The next day, I got an email from the organization. I was told they had received other inquiries about the same woman, and that they could not help her until she contacted them. Some might use this as ammunition- just another panhandler looking for a handout, but not wanting to make a change. I still felt horrible for whatever circumstances put her on the corner with that sign.
The story could end there. But I had a trunk full of groceries and water to deliver. I anticipated dropping it off, a hearty “thank you,” and be on my way. The gentleman who took the donations changed my thinking.
As he came over to help me unload my car, I asked how he was doing. I was just making chit chat. He replied “I’m doing great. I’m even happier because of the thought of you donating.”
Over the top, but he seemed genuine when he said it. I always wonder how people attain that honest level of enthusiasm. He WAS happier because I was bringing food and water in.
He told me that shelters and non-profits in Phoenix really struggle during the summer months, because so much of the population retreats to places with cooler climates. Of course, those are the months when it is even more difficult to be in need.
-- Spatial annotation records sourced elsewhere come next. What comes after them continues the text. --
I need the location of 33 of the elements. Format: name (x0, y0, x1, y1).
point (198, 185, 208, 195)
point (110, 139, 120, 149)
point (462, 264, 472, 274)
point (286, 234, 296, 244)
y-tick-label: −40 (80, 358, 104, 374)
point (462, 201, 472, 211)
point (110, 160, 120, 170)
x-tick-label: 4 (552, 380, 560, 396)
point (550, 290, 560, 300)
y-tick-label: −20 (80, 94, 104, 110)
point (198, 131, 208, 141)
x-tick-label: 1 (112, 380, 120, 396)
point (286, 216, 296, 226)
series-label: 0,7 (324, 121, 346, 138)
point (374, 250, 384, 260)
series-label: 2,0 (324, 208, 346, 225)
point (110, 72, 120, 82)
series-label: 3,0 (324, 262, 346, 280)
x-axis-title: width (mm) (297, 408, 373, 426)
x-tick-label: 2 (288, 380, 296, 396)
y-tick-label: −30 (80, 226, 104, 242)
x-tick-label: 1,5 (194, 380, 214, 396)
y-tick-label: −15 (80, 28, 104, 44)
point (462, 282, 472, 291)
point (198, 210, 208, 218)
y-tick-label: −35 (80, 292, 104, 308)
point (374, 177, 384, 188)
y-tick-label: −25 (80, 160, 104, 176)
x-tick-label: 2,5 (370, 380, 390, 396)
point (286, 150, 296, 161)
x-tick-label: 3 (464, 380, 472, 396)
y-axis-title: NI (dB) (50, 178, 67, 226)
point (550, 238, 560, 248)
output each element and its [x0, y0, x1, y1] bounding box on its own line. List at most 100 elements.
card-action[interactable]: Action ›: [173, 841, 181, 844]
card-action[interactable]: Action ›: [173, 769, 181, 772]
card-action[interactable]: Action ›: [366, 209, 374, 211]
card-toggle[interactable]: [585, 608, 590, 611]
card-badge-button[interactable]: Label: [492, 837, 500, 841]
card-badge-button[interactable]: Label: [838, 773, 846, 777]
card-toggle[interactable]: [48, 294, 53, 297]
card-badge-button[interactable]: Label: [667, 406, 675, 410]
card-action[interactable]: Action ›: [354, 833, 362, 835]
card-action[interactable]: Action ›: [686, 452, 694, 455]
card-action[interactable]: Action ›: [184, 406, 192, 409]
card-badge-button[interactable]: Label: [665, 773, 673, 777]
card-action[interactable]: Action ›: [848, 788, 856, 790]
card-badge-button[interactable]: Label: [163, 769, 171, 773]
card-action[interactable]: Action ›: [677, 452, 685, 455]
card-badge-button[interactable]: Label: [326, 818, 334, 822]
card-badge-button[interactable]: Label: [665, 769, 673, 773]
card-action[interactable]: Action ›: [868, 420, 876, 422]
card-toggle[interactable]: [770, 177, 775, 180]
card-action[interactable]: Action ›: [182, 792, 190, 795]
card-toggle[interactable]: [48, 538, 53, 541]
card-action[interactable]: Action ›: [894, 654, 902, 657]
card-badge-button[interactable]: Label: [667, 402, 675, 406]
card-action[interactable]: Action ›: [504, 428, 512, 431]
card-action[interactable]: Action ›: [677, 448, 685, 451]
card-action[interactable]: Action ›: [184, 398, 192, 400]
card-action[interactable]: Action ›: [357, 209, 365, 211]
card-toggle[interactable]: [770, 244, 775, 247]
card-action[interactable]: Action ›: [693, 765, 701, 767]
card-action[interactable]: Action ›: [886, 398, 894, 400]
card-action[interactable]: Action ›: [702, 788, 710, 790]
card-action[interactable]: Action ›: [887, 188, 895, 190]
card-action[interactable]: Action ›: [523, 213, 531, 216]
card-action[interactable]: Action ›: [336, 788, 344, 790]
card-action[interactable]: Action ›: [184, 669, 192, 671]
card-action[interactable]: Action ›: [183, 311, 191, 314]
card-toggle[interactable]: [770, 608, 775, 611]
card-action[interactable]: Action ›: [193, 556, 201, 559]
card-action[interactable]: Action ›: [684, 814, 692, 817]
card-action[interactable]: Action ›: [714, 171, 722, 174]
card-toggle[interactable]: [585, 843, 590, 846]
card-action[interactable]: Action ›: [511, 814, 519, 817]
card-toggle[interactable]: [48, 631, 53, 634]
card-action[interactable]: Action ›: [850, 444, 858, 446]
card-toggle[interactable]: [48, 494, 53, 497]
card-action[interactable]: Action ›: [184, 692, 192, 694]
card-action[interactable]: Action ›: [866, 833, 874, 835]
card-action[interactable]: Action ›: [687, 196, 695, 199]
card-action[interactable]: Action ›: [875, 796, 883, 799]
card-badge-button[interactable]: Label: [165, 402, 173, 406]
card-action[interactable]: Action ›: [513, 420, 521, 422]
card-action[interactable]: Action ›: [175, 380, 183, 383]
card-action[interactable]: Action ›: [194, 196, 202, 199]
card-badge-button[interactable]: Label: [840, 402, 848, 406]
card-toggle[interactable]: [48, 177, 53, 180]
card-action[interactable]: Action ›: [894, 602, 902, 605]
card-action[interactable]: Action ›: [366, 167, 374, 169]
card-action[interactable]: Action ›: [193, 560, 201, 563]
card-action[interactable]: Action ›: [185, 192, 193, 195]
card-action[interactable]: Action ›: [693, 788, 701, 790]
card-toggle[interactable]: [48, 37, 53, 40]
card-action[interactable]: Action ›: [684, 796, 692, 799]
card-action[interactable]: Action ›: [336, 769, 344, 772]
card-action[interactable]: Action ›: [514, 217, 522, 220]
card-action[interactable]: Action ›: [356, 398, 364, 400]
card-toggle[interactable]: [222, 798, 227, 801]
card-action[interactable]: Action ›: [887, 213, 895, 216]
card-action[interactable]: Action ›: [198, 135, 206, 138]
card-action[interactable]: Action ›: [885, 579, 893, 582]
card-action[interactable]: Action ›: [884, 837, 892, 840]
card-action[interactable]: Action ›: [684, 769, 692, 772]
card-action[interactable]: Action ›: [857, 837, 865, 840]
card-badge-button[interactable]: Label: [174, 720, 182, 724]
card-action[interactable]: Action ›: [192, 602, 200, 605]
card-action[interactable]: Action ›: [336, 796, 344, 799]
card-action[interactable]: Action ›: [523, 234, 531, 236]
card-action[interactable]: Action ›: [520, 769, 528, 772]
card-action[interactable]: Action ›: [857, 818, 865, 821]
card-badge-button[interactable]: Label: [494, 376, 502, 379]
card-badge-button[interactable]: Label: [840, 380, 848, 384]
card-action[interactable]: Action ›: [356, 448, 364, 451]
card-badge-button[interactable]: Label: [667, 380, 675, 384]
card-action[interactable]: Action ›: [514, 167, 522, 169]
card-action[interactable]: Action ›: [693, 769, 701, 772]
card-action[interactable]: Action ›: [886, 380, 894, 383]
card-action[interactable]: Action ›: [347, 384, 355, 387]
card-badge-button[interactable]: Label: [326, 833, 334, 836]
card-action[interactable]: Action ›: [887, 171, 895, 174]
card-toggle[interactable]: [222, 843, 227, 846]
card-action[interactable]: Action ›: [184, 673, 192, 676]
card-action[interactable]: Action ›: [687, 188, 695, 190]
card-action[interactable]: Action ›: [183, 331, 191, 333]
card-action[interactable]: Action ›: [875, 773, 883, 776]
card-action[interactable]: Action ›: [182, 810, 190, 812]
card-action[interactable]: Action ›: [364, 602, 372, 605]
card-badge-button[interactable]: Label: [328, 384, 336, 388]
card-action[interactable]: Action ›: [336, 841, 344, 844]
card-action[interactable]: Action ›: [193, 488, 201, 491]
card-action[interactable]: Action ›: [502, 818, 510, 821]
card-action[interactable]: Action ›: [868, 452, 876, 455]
We didn’t talk for long, but in the few moments I spent with him, his kindness left me feeling like a hero for the day. I got my gold star, but I didn’t need it. I came away understanding the importance of what I’m doing. It’s not just something nice to make me feel justified in living the comfortable life that I do. It’s not a topic to write about. It’s not a way to get my pat on the back.
Do it because it is NEEDED. Endlessly needed. Whether or not you want to, if it makes you happy. Being kind is just the way to live.
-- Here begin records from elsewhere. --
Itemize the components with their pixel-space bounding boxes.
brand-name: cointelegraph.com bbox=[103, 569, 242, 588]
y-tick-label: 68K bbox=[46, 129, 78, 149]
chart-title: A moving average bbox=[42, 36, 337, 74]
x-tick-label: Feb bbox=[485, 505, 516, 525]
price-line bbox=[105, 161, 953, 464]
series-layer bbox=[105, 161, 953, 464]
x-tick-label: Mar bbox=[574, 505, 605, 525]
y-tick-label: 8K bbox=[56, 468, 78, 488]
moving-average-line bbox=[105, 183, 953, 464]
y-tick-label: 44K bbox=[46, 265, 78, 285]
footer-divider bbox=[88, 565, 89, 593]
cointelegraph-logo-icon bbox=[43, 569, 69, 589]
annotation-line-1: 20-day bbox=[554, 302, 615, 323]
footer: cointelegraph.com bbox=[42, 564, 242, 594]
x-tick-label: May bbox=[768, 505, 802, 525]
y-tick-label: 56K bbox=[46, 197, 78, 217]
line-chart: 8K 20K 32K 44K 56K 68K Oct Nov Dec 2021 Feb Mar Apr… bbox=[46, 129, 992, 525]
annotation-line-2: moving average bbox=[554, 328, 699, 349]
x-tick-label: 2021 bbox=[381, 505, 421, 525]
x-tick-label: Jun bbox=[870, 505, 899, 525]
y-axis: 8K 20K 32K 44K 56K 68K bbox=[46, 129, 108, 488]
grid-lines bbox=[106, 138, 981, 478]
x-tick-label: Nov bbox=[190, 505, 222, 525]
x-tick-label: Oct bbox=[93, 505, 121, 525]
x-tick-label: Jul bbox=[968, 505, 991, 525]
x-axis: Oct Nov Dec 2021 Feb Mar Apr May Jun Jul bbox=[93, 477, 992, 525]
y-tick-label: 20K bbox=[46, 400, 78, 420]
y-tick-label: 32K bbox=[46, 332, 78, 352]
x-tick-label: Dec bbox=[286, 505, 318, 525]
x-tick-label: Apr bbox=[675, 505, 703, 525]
When I started the drive, I explained to my sons that we were collecting food for people who did not have enough. They have never experienced hunger beyond wanting a snack and having to endure the car ride home before they could have one. They didn’t really get the concept. I told them “there is nothing worse than being hungry and not having food to eat. We have plenty of food, so we give food to other people who might not have enough.”
I had no idea the boys had been listening to the conversation I had with the donation attendant. As I got Liam out of his car seat at the next stop, he began reciting the things the gentleman told me. He said “there are still people who don’t have enough food, so we have to save some every day.” I hate that he is right.
I hate that my heart saw that woman on the street and wanted to help, but my head questioned whether or not she needed it. I’m not saying empty your wallet to every person shaking a cup. But wouldn’t it be a better world if we thought with our hearts a little more- if we felt the same compulsion to help as we did to question? In the end, I am no worse off than I was. I would happily pay $7 for peace of mind.
This challenge is changing me. The end of the story has yet to be written.